Hello,
i’ve a little problem while rewritting an application for the driver api. First of all the main reason for this conversion is the usage of cuCtxContext(). I’m programming a multithreading tool and therefore have to control, when a thread have access to a specified cuda context and they have to migrate from on thread to another. This thing really works, but now I get an error 2bd (means cuda driver error out of resources) when I launch the kernel.
I did not changed the parameters, same grid and block size (means the same smem size etc.) but as I said before, cuda returns the error.
I post my kernel call and maybe somebody has an idea what’s the problem is:
dim3 dimGrid(dimGX,dimGY,1);
dim3 dimBlock(dimBX,dimBY,1);
kernel1<<<dimGrid,dimBlock>>>(in , pitch, integer1 , integer2 , conf);
whereas the kernel call function is defined as:
__global__ void kernel1(unsigned int * in, size_t pitch, int integer1, int integer2, refinementConfiguration conf)
whereas refinementConfiguration is the following struct:
struct refinementConfig {
int int1;
int int2;
float fl1;
int int3;
int int4;
int int5;
};
typedef struct refinementConfig refinementConfiguration;
kernel parameters and refinementConfig stay the same, but I’m using the driver api for invocation:
int offset=0;
cuParamSetv(cuFunction,offset,in,sizeof(unsigned int *));
offset+=sizeof(unsigned int *);
cuParamSeti(cuFunction,offset,pitch);
offset+=sizeof(int);
cuParamSeti(cuFunction,offset,integer1);
offset+=sizeof(int);
cuParamSeti(cuFunction,offset,integer2);
offset+=sizeof(int);
cuParamSetv(cuFunction,offset,&conf,sizeof(refinementConfiguration));
offset+=sizeof(refinementConfiguration);
cuParamSetSize(cuFunction,offset);
cuFuncSetSharedSize(cuFunction,0); //There is no extern shared[] memory only exact defined in kernel
//Launch the Kernel
cuFuncSetBlockShape(cuFunction,dimBlock.x,dimBlock.y,dimBlock.z));
cuLaunchGrid(cuFunction,m_dimGrid.x,m_dimGrid.y);
with ptxas-options=-v I get the following output for a stand-alone program which runs:
Used 32 registers, 60+36 bytes lmem, 15880+12808 bytes smem, 72 bytes cmem[1]

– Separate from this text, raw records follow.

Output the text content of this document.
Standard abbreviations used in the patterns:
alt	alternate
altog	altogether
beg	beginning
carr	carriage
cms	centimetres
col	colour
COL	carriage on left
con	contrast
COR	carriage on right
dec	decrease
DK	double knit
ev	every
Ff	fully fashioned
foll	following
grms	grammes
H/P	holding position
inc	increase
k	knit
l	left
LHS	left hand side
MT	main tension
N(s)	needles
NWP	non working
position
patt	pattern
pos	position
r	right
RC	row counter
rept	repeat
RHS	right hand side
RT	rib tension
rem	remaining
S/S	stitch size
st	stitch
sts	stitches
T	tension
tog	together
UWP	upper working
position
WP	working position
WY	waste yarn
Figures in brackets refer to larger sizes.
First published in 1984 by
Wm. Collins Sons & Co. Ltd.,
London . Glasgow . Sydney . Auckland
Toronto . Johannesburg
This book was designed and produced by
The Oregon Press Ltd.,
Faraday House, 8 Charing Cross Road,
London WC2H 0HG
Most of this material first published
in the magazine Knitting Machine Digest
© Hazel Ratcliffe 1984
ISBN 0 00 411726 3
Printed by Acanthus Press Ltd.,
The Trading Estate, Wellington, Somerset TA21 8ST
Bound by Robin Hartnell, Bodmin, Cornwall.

By the way I’ve an NVIDIA GTX280 with 1GB RAM
Has anyone an idea what’s the problem? Is there something I’ve forgotten? Could be my own struct a problem for the driver api? But do not forget, that the whole program runs with the runtime-api as stand-alone and integrated in another program.
Best regards
Patrick